Letter to the Editor

Imagining the Israeli-Palestinian relationship

Fareed Zakaria [“An appeal to Israel’s conscience,” op-ed, March 28] called President Obama’s appeal to Israelis to empathize with Palestinians “the most likely path to peace and a Palestinian state.” This overlooks the fact that Israelis already support peace and previously offered the Palestinians a state during talks in 2000, 2001 and 2008. It was the Palestinians who responded with rejection and terrorism and whose conscience must be stirred if there is ever to be peace.
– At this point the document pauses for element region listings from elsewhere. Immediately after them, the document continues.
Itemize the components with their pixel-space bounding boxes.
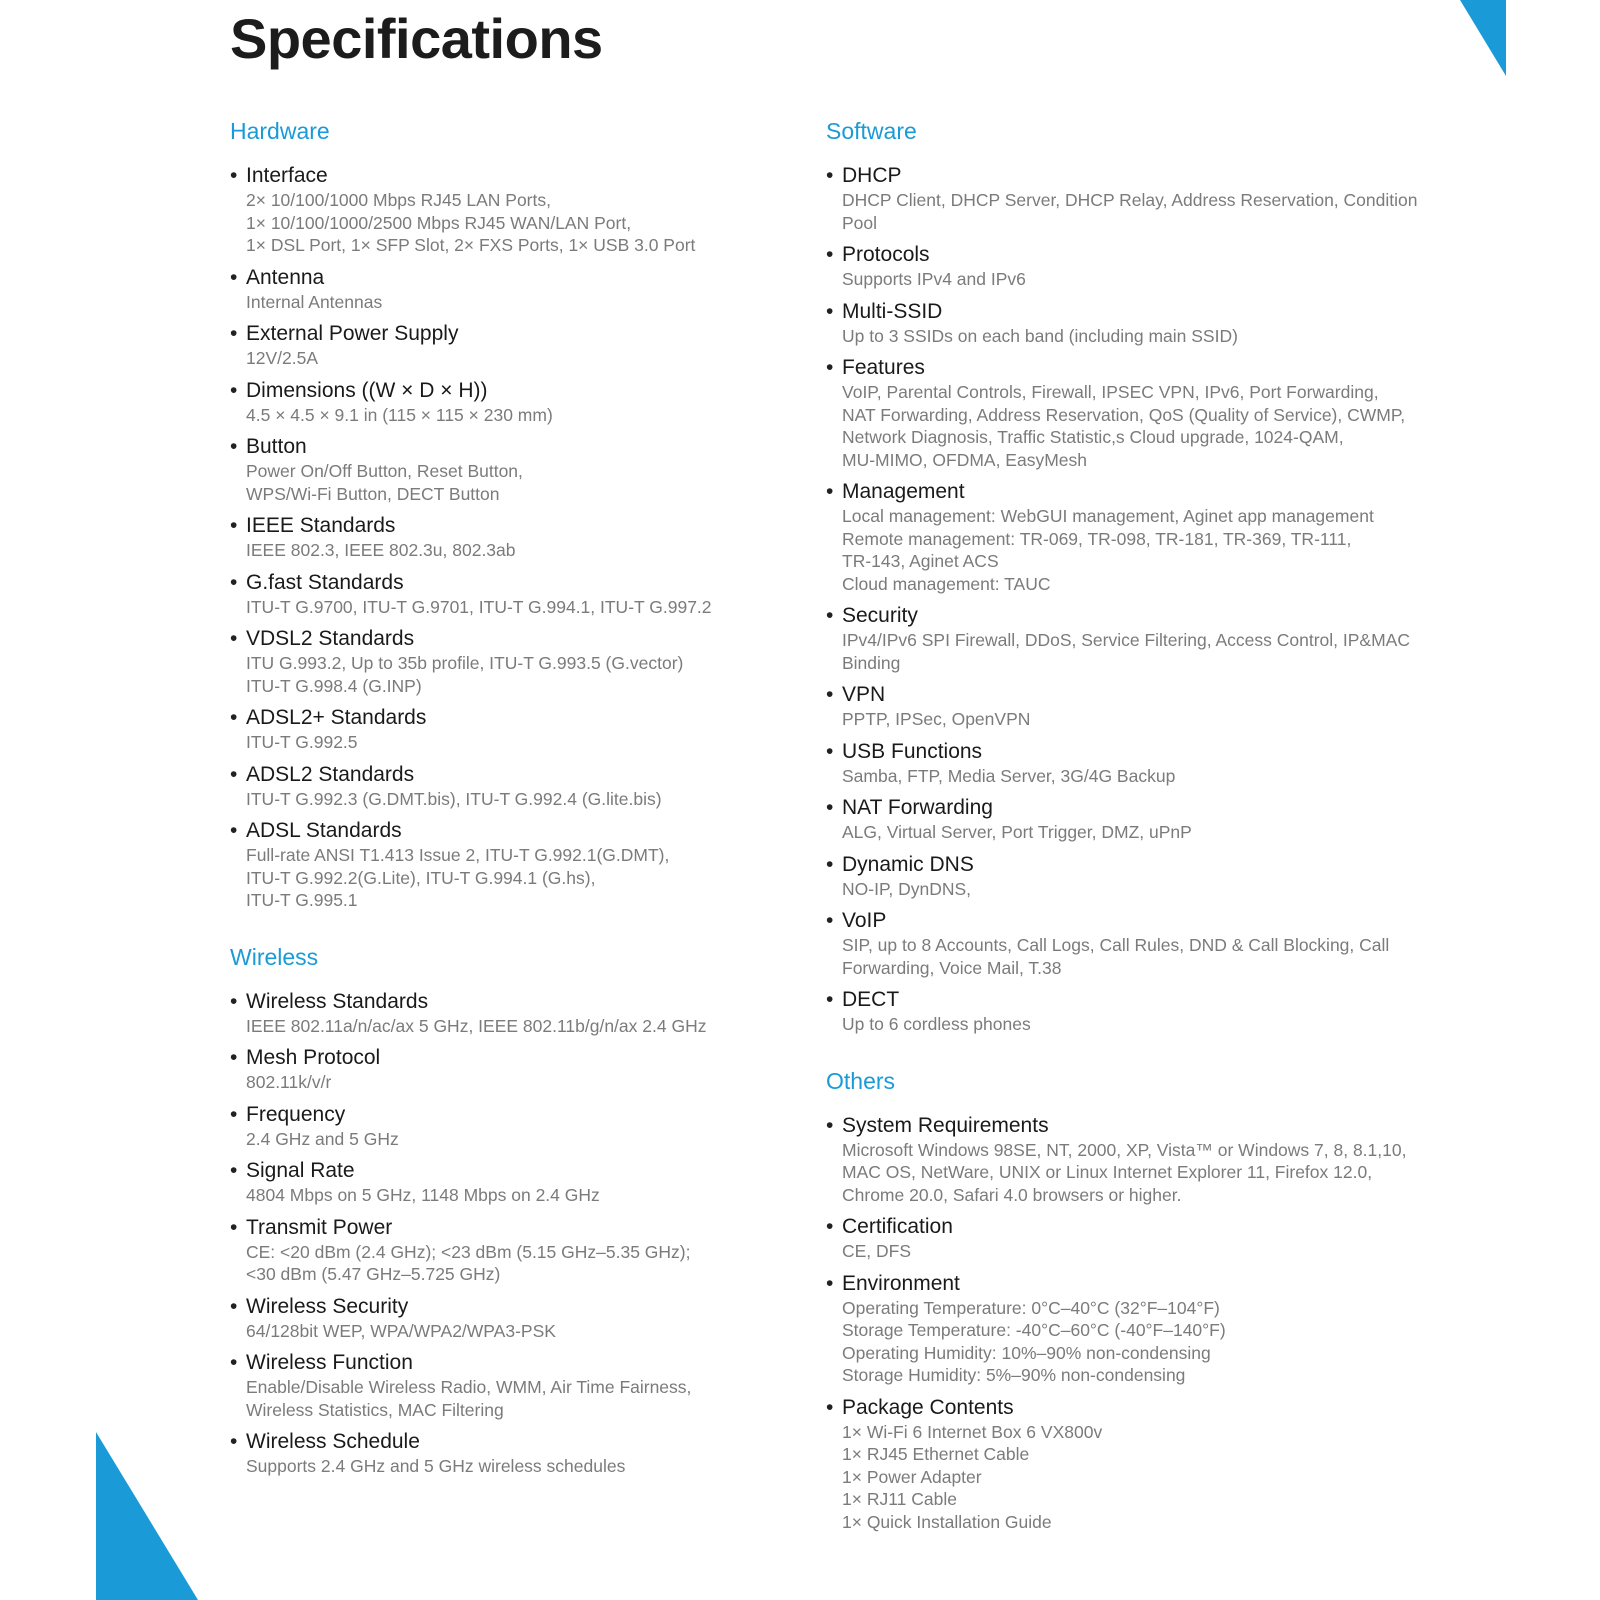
spec-name: Wireless Function xyxy=(246,1351,413,1374)
spec-name: Button xyxy=(246,435,307,458)
hardware-spec-list xyxy=(230,163,770,912)
bullet-icon: • xyxy=(230,762,238,786)
bullet-icon: • xyxy=(826,356,834,379)
spec-item xyxy=(826,355,1466,471)
bullet-icon: • xyxy=(230,435,238,458)
spec-name: ADSL2+ Standards xyxy=(246,706,427,729)
bullet-icon: • xyxy=(230,989,238,1013)
spec-name: Dimensions ((W × D × H)) xyxy=(246,378,488,402)
bullet-icon: • xyxy=(826,988,834,1011)
bullet-icon: • xyxy=(230,265,238,289)
bullet-icon: • xyxy=(230,570,238,594)
spec-name: Wireless Standards xyxy=(246,989,429,1013)
section-title-software: Software xyxy=(826,118,917,144)
spec-name: ADSL Standards xyxy=(246,819,402,842)
spec-name: Environment xyxy=(842,1271,960,1295)
spec-item xyxy=(230,1215,770,1286)
spec-value: 1× Wi-Fi 6 Internet Box 6 VX800v 1× RJ45 Ethernet Cable 1× Power Adapter 1× RJ11 Cable 1× Quick Installation Guide xyxy=(842,1421,1103,1532)
bullet-icon: • xyxy=(826,683,834,706)
bullet-icon: • xyxy=(230,514,238,537)
bullet-icon: • xyxy=(826,1271,834,1295)
spec-value: Local management: WebGUI management, Aginet app management Remote management: TR-069, TR-098, TR-181, TR-369, TR-111, TR-143, Aginet ACS Cloud management: TAUC xyxy=(842,506,1374,594)
spec-value: 4804 Mbps on 5 GHz, 1148 Mbps on 2.4 GHz xyxy=(246,1185,600,1205)
spec-value: ALG, Virtual Server, Port Trigger, DMZ, uPnP xyxy=(842,822,1192,842)
bullet-icon: • xyxy=(230,1294,238,1318)
bullet-icon: • xyxy=(826,480,834,503)
bullet-icon: • xyxy=(230,1102,238,1126)
spec-value: CE: <20 dBm (2.4 GHz); <23 dBm (5.15 GHz–5.35 GHz); <30 dBm (5.47 GHz–5.725 GHz) xyxy=(246,1241,691,1284)
bullet-icon: • xyxy=(826,739,834,763)
spec-name: Frequency xyxy=(246,1102,346,1126)
bullet-icon: • xyxy=(230,322,238,345)
spec-item xyxy=(826,682,1466,731)
spec-name: VoIP xyxy=(842,909,887,932)
spec-name: Security xyxy=(842,604,918,627)
spec-value: Internal Antennas xyxy=(246,291,383,312)
bullet-icon: • xyxy=(826,164,834,187)
spec-value: ITU G.993.2, Up to 35b profile, ITU-T G.993.5 (G.vector) ITU-T G.998.4 (G.INP) xyxy=(246,653,684,696)
spec-name: IEEE Standards xyxy=(246,514,396,537)
spec-value: Microsoft Windows 98SE, NT, 2000, XP, Vista™ or Windows 7, 8, 8.1,10, MAC OS, NetWare, UNIX or Linux Internet Explorer 11, Firefox 12.0, Chrome 20.0, Safari 4.0 browsers or higher. xyxy=(842,1139,1407,1205)
bullet-icon: • xyxy=(230,1046,238,1069)
spec-value: Full-rate ANSI T1.413 Issue 2, ITU-T G.992.1(G.DMT), ITU-T G.992.2(G.Lite), ITU-T G.994.1 (G.hs), ITU-T G.995.1 xyxy=(246,845,670,910)
spec-item xyxy=(230,434,770,505)
spec-item xyxy=(230,570,770,619)
bullet-icon: • xyxy=(230,706,238,729)
spec-value: Samba, FTP, Media Server, 3G/4G Backup xyxy=(842,765,1176,786)
spec-item xyxy=(826,1395,1466,1534)
bullet-icon: • xyxy=(230,627,238,650)
section-title-hardware: Hardware xyxy=(230,118,330,144)
spec-value: ITU-T G.9700, ITU-T G.9701, ITU-T G.994.1, ITU-T G.997.2 xyxy=(246,596,712,617)
bullet-icon: • xyxy=(826,299,834,323)
bullet-icon: • xyxy=(826,852,834,876)
spec-name: DECT xyxy=(842,988,900,1011)
spec-item xyxy=(230,626,770,697)
spec-name: Features xyxy=(842,356,925,379)
wireless-section xyxy=(230,944,770,1478)
spec-name: Signal Rate xyxy=(246,1159,355,1182)
spec-item xyxy=(230,163,770,257)
corner-triangle-decoration xyxy=(1460,0,1506,76)
spec-value: 2× 10/100/1000 Mbps RJ45 LAN Ports, 1× 10/100/1000/2500 Mbps RJ45 WAN/LAN Port, 1× DSL Port, 1× SFP Slot, 2× FXS Ports, 1× USB 3.0 Port xyxy=(246,190,696,255)
software-spec-list xyxy=(826,163,1466,1036)
spec-name: VPN xyxy=(842,683,886,706)
section-title-others: Others xyxy=(826,1067,896,1094)
spec-value: Power On/Off Button, Reset Button, WPS/Wi-Fi Button, DECT Button xyxy=(246,461,523,504)
spec-item xyxy=(826,603,1466,674)
spec-value: 2.4 GHz and 5 GHz xyxy=(246,1128,399,1149)
spec-item xyxy=(826,987,1466,1036)
spec-name: Protocols xyxy=(842,243,930,266)
spec-item xyxy=(230,378,770,427)
spec-value: Up to 6 cordless phones xyxy=(842,1014,1031,1034)
others-section xyxy=(826,1068,1466,1534)
spec-item xyxy=(230,705,770,754)
page-title: Specifications xyxy=(230,7,603,70)
bullet-icon: • xyxy=(826,1395,834,1419)
bullet-icon: • xyxy=(826,909,834,932)
spec-name: System Requirements xyxy=(842,1113,1049,1137)
spec-name: ADSL2 Standards xyxy=(246,762,415,786)
right-column xyxy=(826,118,1466,1541)
spec-item xyxy=(826,1113,1466,1207)
spec-item xyxy=(826,242,1466,291)
bullet-icon: • xyxy=(230,819,238,842)
spec-name: Interface xyxy=(246,164,328,187)
spec-item xyxy=(826,908,1466,979)
spec-item xyxy=(826,739,1466,788)
spec-value: CE, DFS xyxy=(842,1241,912,1261)
spec-item xyxy=(230,989,770,1038)
spec-item xyxy=(230,1429,770,1478)
spec-name: Transmit Power xyxy=(246,1215,393,1239)
spec-item xyxy=(826,479,1466,595)
spec-item xyxy=(230,265,770,314)
spec-value: PPTP, IPSec, OpenVPN xyxy=(842,709,1031,729)
bullet-icon: • xyxy=(230,1215,238,1239)
spec-name: Mesh Protocol xyxy=(246,1046,381,1069)
spec-item xyxy=(826,163,1466,234)
spec-item xyxy=(230,1045,770,1094)
spec-item xyxy=(230,762,770,811)
spec-value: Enable/Disable Wireless Radio, WMM, Air Time Fairness, Wireless Statistics, MAC Filtering xyxy=(246,1377,692,1420)
wireless-spec-list xyxy=(230,989,770,1478)
spec-value: 12V/2.5A xyxy=(246,348,318,368)
spec-name: Wireless Security xyxy=(246,1294,409,1318)
others-spec-list xyxy=(826,1113,1466,1534)
spec-item xyxy=(826,852,1466,901)
bullet-icon: • xyxy=(230,1159,238,1182)
spec-name: External Power Supply xyxy=(246,322,459,345)
spec-value: ITU-T G.992.3 (G.DMT.bis), ITU-T G.992.4 (G.lite.bis) xyxy=(246,788,662,809)
spec-item xyxy=(230,1158,770,1207)
spec-item xyxy=(230,321,770,370)
spec-value: DHCP Client, DHCP Server, DHCP Relay, Address Reservation, Condition Pool xyxy=(842,190,1418,233)
spec-name: Wireless Schedule xyxy=(246,1430,420,1453)
bullet-icon: • xyxy=(826,243,834,266)
spec-name: Dynamic DNS xyxy=(842,852,974,876)
spec-item xyxy=(826,299,1466,348)
bullet-icon: • xyxy=(230,164,238,187)
spec-name: NAT Forwarding xyxy=(842,796,993,819)
hardware-section xyxy=(230,118,770,912)
spec-value: IEEE 802.11a/n/ac/ax 5 GHz, IEEE 802.11b/g/n/ax 2.4 GHz xyxy=(246,1015,707,1036)
spec-value: SIP, up to 8 Accounts, Call Logs, Call Rules, DND & Call Blocking, Call Forwarding, Voice Mail, T.38 xyxy=(842,935,1390,978)
spec-item xyxy=(230,1294,770,1343)
spec-name: Certification xyxy=(842,1215,953,1238)
bullet-icon: • xyxy=(230,378,238,402)
spec-value: ITU-T G.992.5 xyxy=(246,732,358,752)
spec-item xyxy=(826,1271,1466,1387)
spec-name: VDSL2 Standards xyxy=(246,627,415,650)
bullet-icon: • xyxy=(230,1351,238,1374)
spec-value: 64/128bit WEP, WPA/WPA2/WPA3-PSK xyxy=(246,1320,556,1341)
spec-item xyxy=(826,795,1466,844)
spec-value: VoIP, Parental Controls, Firewall, IPSEC VPN, IPv6, Port Forwarding, NAT Forwarding, Address Reservation, QoS (Quality of Service), CWMP, Network Diagnosis, Traffic Statistic,s Cloud upgrade, 1024-QAM, MU-MIMO, OFDMA, EasyMesh xyxy=(842,382,1406,470)
spec-value: 802.11k/v/r xyxy=(246,1072,332,1092)
spec-item xyxy=(230,1102,770,1151)
bullet-icon: • xyxy=(826,1113,834,1137)
bullet-icon: • xyxy=(826,1215,834,1238)
spec-name: Antenna xyxy=(246,265,325,289)
spec-item xyxy=(230,513,770,562)
spec-name: Multi-SSID xyxy=(842,299,943,323)
section-title-wireless: Wireless xyxy=(230,943,319,970)
spec-value: Supports 2.4 GHz and 5 GHz wireless schedules xyxy=(246,1456,626,1476)
spec-name: Package Contents xyxy=(842,1395,1014,1419)
bullet-icon: • xyxy=(826,796,834,819)
spec-value: Supports IPv4 and IPv6 xyxy=(842,269,1026,289)
spec-value: Up to 3 SSIDs on each band (including main SSID) xyxy=(842,325,1238,346)
spec-name: USB Functions xyxy=(842,739,983,763)
bullet-icon: • xyxy=(826,604,834,627)
bullet-icon: • xyxy=(230,1430,238,1453)
spec-value: 4.5 × 4.5 × 9.1 in (115 × 115 × 230 mm) xyxy=(246,404,553,425)
left-column xyxy=(230,118,770,1486)
spec-value: NO-IP, DynDNS, xyxy=(842,878,972,899)
spec-value: IEEE 802.3, IEEE 802.3u, 802.3ab xyxy=(246,540,516,560)
spec-value: IPv4/IPv6 SPI Firewall, DDoS, Service Filtering, Access Control, IP&MAC Binding xyxy=(842,630,1410,673)
spec-name: DHCP xyxy=(842,164,902,187)
spec-item xyxy=(230,818,770,912)
corner-triangle-decoration-bottom xyxy=(96,1432,198,1600)
spec-name: G.fast Standards xyxy=(246,570,404,594)
spec-item xyxy=(826,1214,1466,1263)
spec-name: Management xyxy=(842,480,965,503)
software-section xyxy=(826,118,1466,1036)
spec-item xyxy=(230,1350,770,1421)
spec-value: Operating Temperature: 0°C–40°C (32°F–104°F) Storage Temperature: -40°C–60°C (-40°F–140°F) Operating Humidity: 10%–90% non-condensing Storage Humidity: 5%–90% non-condensing xyxy=(842,1297,1226,1385)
Mr. Obama should instead have asked Palestinian students in Ramallah to see the world through Israeli eyes: “Imagine that your nation has been reborn in your ancestral homeland after centuries in exile culminating in genocide. However, your country has been attacked since the day of its rebirth by your neighbors, most of whom still reject your right to exist, deny your history and await your destruction. Imagine that your leaders courageously offered their neighbors a state born in peace, and you looked forward to a future in which your children and their children could play together as friends. How would you feel when you saw the Palestinians respond by rejecting peace, sending suicide bombers into your schools, buses, discos, malls and pizzerias to blow up your children, launching rockets and mortars targeting your homes and naming public squares and high schools in honor of terrorists?”

Stephen A. Silver, San Francisco

Regarding Charles Krauthammer’s March 29 op-ed column, “What really happened in Jerusalem”:

Mr. Krauthammer recycles the false notion that Palestinian President Mahmoud Abbas and his predecessor Yasser Arafat rejected Israeli proposals to end the conflict. This notion is rooted in myth and fantasy.

In fact, the Israeli side presented no written proposals in 2008. Similarly, in 2000 it only verbally presented an initial position that fell short of Palestinian positions regarding refugees, Jerusalem and the attributes of sovereignty that would undermine Palestinian control over borders, natural resources, mass transport, mass communication, airspace and territorial waters.

Mr. Krauthammer is clearly seeking to persuade readers to accept the Israeli policy of settlements, despite the fact that they violate international law, the U.S. position and the global consensus. One cannot understand why Mr. Krauthammer supports such a policy, as it is the largest obstacle to achieving peace based on the two-state solution.

Dorgham Abusalim, Washington

The writer is media affairs officer at the General Delegation of the PLO to the United States.